The Health Department’s motivation for reminding restaurants of the existing wild food regulations is a matter of ensuring public safety: it’s best to err on the side of caution, especially when a misidentified mushroom could be deadly. These practices, as noted by the Health Department’s Dan Reynolds, are nothing new. Says Reynold’s: “For anything that’s sold in an establishment that might be consumed, we need to be able to give them reasonable assurance that it’s safe.” The rules also ensure that restaurants—and ultimately consumers—receive a consistent stream of quality mushrooms, as less discerning eyes are more apt to confuse inferior, still-safe-to-eat lookalikes, such as false morels, for their tastier cousins.
While seemingly straightforward, the Health Department’s restatement comes with a few wrinkles. Firstly, the State of Michigan gives little guidance on what it means to be a certified distributor or sorter, meaning that the Health Department of Northern Michigan has been left to improvise a solution to a policy problem better suited for a statewide organization, like the Michigan Department of Agriculture and Rural Development. Secondly, there are only a handful of currently certified mushroom distributors statewide, two of whom are residents of Northern Michigan: Ken Harris, who is the proprietor of the Michigan Mushroom Market, and Justin Rashid, who owns American Spoon Foods.
Both Rashid and Harris received their certification from the Michigan Department of Agriculture, but neither did so in a streamlined manner; there is no state-sanctioned process for becoming certified or licensed. Instead, Rashid—a pioneer of the Northern Michigan local foods movement and a mushroom forager with decades of experience—was certified in the 80’s when the Department of Agriculture became concerned about the health risks of serving wild mushrooms in restaurants, while Harris was certified after spending several years working with mycologists and navigating the bureaucratic maze of the Department of Agriculture. Harris—a lifelong forager—has since gone on to make a career of selling of wild-harvested mushrooms to Northern Michigan restaurants. Both Rashid’s and Harris’ qualifications are symbolized by little more than a Department of Agriculture letterhead that says they’re deemed expert mushroom identifiers.
For the seasonal forager used to selling his or her day’s bounty at the back door of a restaurant, the time and intellectual investment needed to become certified may outweigh the utility of being a vendor. Complicating the situation is the fact that there’s no telling how much training the state would require of a potential mushroom expert. Says Rashid: “Unless you make a study of it, there are often gaps in people’s knowledge. How risky those gaps are depend on what kinds of species are being identified.”

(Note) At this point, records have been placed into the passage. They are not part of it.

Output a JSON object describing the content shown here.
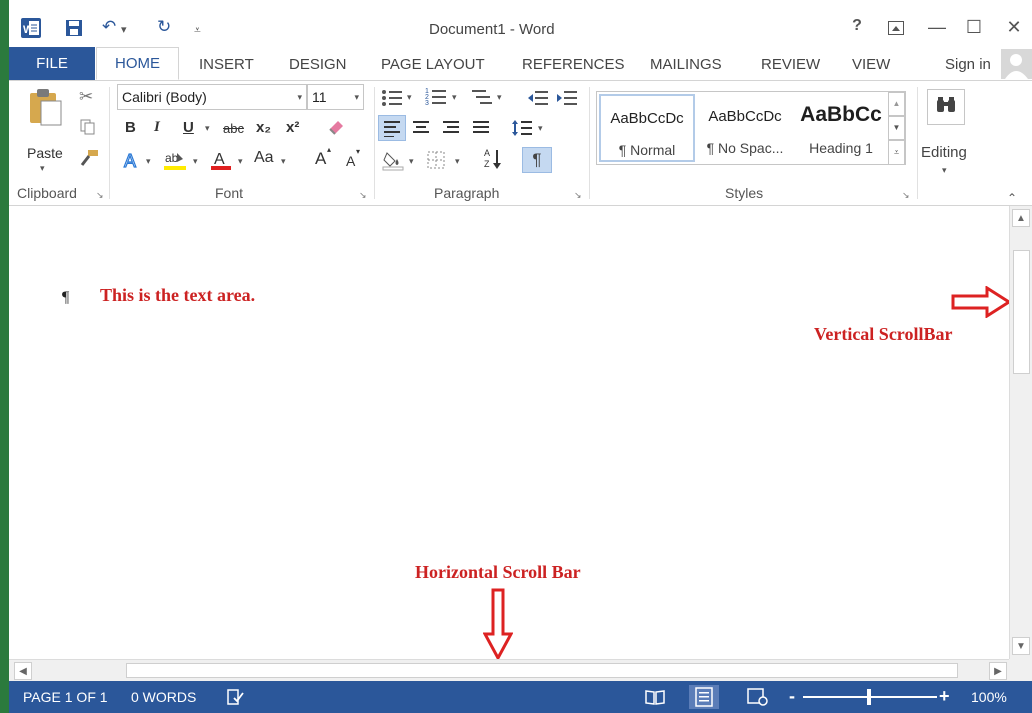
{
  "window": {
    "title": "Document1 - Word",
    "help": "?",
    "minimize": "—",
    "maximize": "☐",
    "close": "✕"
  },
  "quick_access": {
    "undo": "↶",
    "dropdown": "▾",
    "redo": "↻",
    "customize": "⩡"
  },
  "tabs": {
    "file": "FILE",
    "items": [
      "HOME",
      "INSERT",
      "DESIGN",
      "PAGE LAYOUT",
      "REFERENCES",
      "MAILINGS",
      "REVIEW",
      "VIEW"
    ],
    "sign_in": "Sign in"
  },
  "ribbon": {
    "clipboard": {
      "label": "Clipboard",
      "paste": "Paste"
    },
    "font": {
      "label": "Font",
      "family": "Calibri (Body)",
      "size": "11",
      "bold": "B",
      "italic": "I",
      "underline": "U",
      "strike": "abc",
      "subscript": "x₂",
      "superscript": "x²",
      "grow": "A",
      "shrink": "A",
      "case": "Aa"
    },
    "paragraph": {
      "label": "Paragraph",
      "pilcrow": "¶"
    },
    "styles": {
      "label": "Styles",
      "items": [
        {
          "preview": "AaBbCcDc",
          "name": "¶ Normal"
        },
        {
          "preview": "AaBbCcDc",
          "name": "¶ No Spac..."
        },
        {
          "preview": "AaBbCc",
          "name": "Heading 1"
        }
      ]
    },
    "editing": {
      "label": "Editing"
    }
  },
  "document": {
    "pilcrow": "¶",
    "text_area_note": "This is the text area.",
    "vertical_note": "Vertical ScrollBar",
    "horizontal_note": "Horizontal Scroll Bar"
  },
  "status": {
    "page": "PAGE 1 OF 1",
    "words": "0 WORDS",
    "zoom": "100%",
    "zoom_minus": "-",
    "zoom_plus": "+"
  },
  "colors": {
    "accent": "#2b579a",
    "annotation": "#cc2222"
  }
}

For present purposes, the Health Department of Northern Michigan has enlisted Rashid to instruct interested restauranteurs in proper identification methods—although only for morel mushrooms—while Harris has been instrumental in assisting Health Department officials in mushroom identification matters. In the meantime, it looks like it’s in the hands of the state to write the rules for commercial mushrooming in Michigan.